Das Land Tirol hat dem Beschwerdeführer Aufwendungen in der Höhe von EUR 1.171,20 binnen zwei Wochen bei sonstiger Exekution zu ersetzen.
Das Kostenmehrbegehren des Beschwerdeführers wird abgewiesen.
Begründung
Der Schuldspruch im Bescheid der Bezirkshauptmannschaft Schwaz (BH) vom 4. Oktober 2004 lautete wie folgt:
"1.)
Herr (Beschwerdeführer), hat am 22.2.2004 um ca. 00.50 Uhr (im Lokal 'Z.' in F.) ein Spiel, bei dem kein Geldspielapparat verwendet wurde, und zwar das Kartenspiel 'House Card Poker' erwerbsmäßig veranstaltet, wobei er selbst im Lokal anwesend war und - als Bevollmächtigter des F. H. - die Vermietung des Spieltisches durchgeführt und die Tischmiete eingehoben hat, wobei vermögenswerte Gewinne ausgefolgt oder in Aussicht gestellt wurden und Gewinn oder Verlust nicht ausschließlich oder überwiegend vom Zufall abhingen (Geschicklichkeitsspiel) und nicht nur um geringe Beträge gespielt wurde, da die Einsatzhöhe zwischen EUR 0,50 und EUR 5,-- betrug und in Bezug auf den Gewinn das Vierzigfache des Einsatzes, somit EUR 200,--, möglich waren.
2.)
Herr (Beschwerdeführer), hat am 28.3.2004 um ca. 04.05 Uhr (im Lokal 'Z.' in F.) ein Spiel, bei dem kein Geldspielapparat verwendet wurde, und zwar das Kartenspiel 'House Card Poker' erwerbsmäßig veranstaltet, wobei er selbst im Lokal anwesend war und - als Bevollmächtigter des F. H. - die Vermietung des Spieltisches durchgeführt und die Tischmiete eingehoben hat, wobei vermögenswerte Gewinne ausgefolgt oder in Aussicht gestellt wurden und Gewinn oder Verlust nicht ausschließlich oder überwiegend vom Zufall abhingen (Geschicklichkeitsspiel) und nicht nur um geringe Beträge gespielt wurde, da die Einsatzhöhe jedenfalls EUR 0,50 betrug und in Bezug auf den Gewinn das Vierzigfache des Einsatzes, somit EUR 20,--, möglich waren.

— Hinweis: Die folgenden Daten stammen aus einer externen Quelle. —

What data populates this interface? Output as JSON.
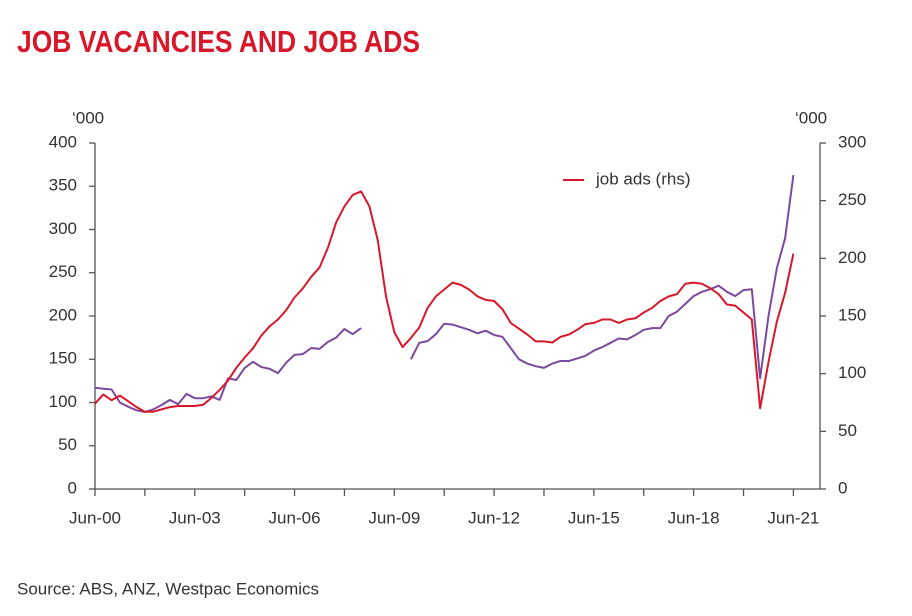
{
  "chart_data": {
    "type": "line",
    "title": "JOB VACANCIES AND JOB ADS",
    "y_unit": "‘000",
    "y2_unit": "‘000",
    "source": "Source: ABS, ANZ, Westpac Economics",
    "legend": "top-right",
    "x": [
      2000.5,
      2000.75,
      2001,
      2001.25,
      2001.5,
      2001.75,
      2002,
      2002.25,
      2002.5,
      2002.75,
      2003,
      2003.25,
      2003.5,
      2003.75,
      2004,
      2004.25,
      2004.5,
      2004.75,
      2005,
      2005.25,
      2005.5,
      2005.75,
      2006,
      2006.25,
      2006.5,
      2006.75,
      2007,
      2007.25,
      2007.5,
      2007.75,
      2008,
      2008.25,
      2008.5,
      2008.75,
      2009,
      2009.25,
      2009.5,
      2009.75,
      2010,
      2010.25,
      2010.5,
      2010.75,
      2011,
      2011.25,
      2011.5,
      2011.75,
      2012,
      2012.25,
      2012.5,
      2012.75,
      2013,
      2013.25,
      2013.5,
      2013.75,
      2014,
      2014.25,
      2014.5,
      2014.75,
      2015,
      2015.25,
      2015.5,
      2015.75,
      2016,
      2016.25,
      2016.5,
      2016.75,
      2017,
      2017.25,
      2017.5,
      2017.75,
      2018,
      2018.25,
      2018.5,
      2018.75,
      2019,
      2019.25,
      2019.5,
      2019.75,
      2020,
      2020.25,
      2020.5,
      2020.75,
      2021,
      2021.25,
      2021.5
    ],
    "series": [
      {
        "color": "#7b4a9e",
        "axis": "y",
        "values": [
          117,
          116,
          115,
          100,
          95,
          91,
          89,
          92,
          97,
          103,
          98,
          110,
          105,
          105,
          107,
          103,
          128,
          126,
          140,
          147,
          141,
          139,
          134,
          146,
          155,
          156,
          163,
          162,
          170,
          175,
          185,
          179,
          186,
          null,
          null,
          null,
          null,
          null,
          150,
          169,
          171,
          179,
          191,
          190,
          187,
          184,
          180,
          183,
          178,
          176,
          163,
          150,
          145,
          142,
          140,
          145,
          148,
          148,
          151,
          154,
          160,
          164,
          169,
          174,
          173,
          178,
          184,
          186,
          186,
          200,
          205,
          214,
          223,
          228,
          231,
          235,
          228,
          223,
          230,
          231,
          128,
          200,
          255,
          290,
          363
        ]
      },
      {
        "name": "job ads (rhs)",
        "color": "#d7182a",
        "axis": "y2",
        "values": [
          74,
          82,
          77,
          81,
          76,
          71,
          67,
          67,
          69,
          71,
          72,
          72,
          72,
          73,
          79,
          86,
          94,
          105,
          114,
          122,
          133,
          141,
          147,
          155,
          166,
          174,
          184,
          192,
          209,
          231,
          245,
          255,
          258,
          245,
          216,
          167,
          136,
          123,
          131,
          140,
          157,
          167,
          173,
          179,
          177,
          173,
          167,
          164,
          163,
          156,
          144,
          139,
          134,
          128,
          128,
          127,
          132,
          134,
          138,
          143,
          144,
          147,
          147,
          144,
          147,
          148,
          153,
          157,
          163,
          167,
          169,
          178,
          179,
          178,
          174,
          169,
          160,
          159,
          153,
          147,
          70,
          110,
          145,
          170,
          204
        ]
      }
    ],
    "xlim": [
      2000.5,
      2022.3
    ],
    "xticks": [
      {
        "value": 2000.5,
        "label": "Jun-00"
      },
      {
        "value": 2003.5,
        "label": "Jun-03"
      },
      {
        "value": 2006.5,
        "label": "Jun-06"
      },
      {
        "value": 2009.5,
        "label": "Jun-09"
      },
      {
        "value": 2012.5,
        "label": "Jun-12"
      },
      {
        "value": 2015.5,
        "label": "Jun-15"
      },
      {
        "value": 2018.5,
        "label": "Jun-18"
      },
      {
        "value": 2021.5,
        "label": "Jun-21"
      }
    ],
    "xminorticks": [
      2002,
      2005,
      2008,
      2011,
      2014,
      2017,
      2020
    ],
    "ylim": [
      0,
      400
    ],
    "yticks": [
      0,
      50,
      100,
      150,
      200,
      250,
      300,
      350,
      400
    ],
    "y2lim": [
      0,
      300
    ],
    "y2ticks": [
      0,
      50,
      100,
      150,
      200,
      250,
      300
    ]
  }
}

Herr (Beschwerdeführer) hat dadurch folgende Verwaltungsübertretungen begangen:
zu 1) § 19 (1) lit. c iVm § 32 (1) lit. d Tiroler Veranstaltungsgesetz 2003
zu 2) § 19 (1) lit. c iVm § 32 (1) lit. d Tiroler Veranstaltungsgesetz 2003"
Über den Beschwerdeführer wurden Geldstrafen in der Höhe von je EUR 1.500,--, insgesamt also EUR 3.000,--, verhängt.
Mit dem angefochtenen Bescheid wies die belangte Behörde die gegen den Spruchpunkt 1. des Bescheides der BH erhobene Berufung als unbegründet ab (Spruchpunkt I. des angefochtenen Bescheides), hingegen gab sie der Berufung gegen den Spruchpunkt 2. des Bescheides der BH Folge, behob das Straferkenntnis und stellte das Verfahren gemäß § 45 Abs. 1 Z. 2 VStG ein (Spruchpunkt II. des angefochtenen Bescheides). Die belangte Behörde ging dabei vom nachstehend wiedergegebenen Sachverhalt aus:
"Die Übertretungen, die dem Berufungswerber im angefochtenen Straferkenntnis zur Last gelegt werden, wurden bei Kontrollen durch Organe des Gendarmeriepostens Schwaz festgestellt.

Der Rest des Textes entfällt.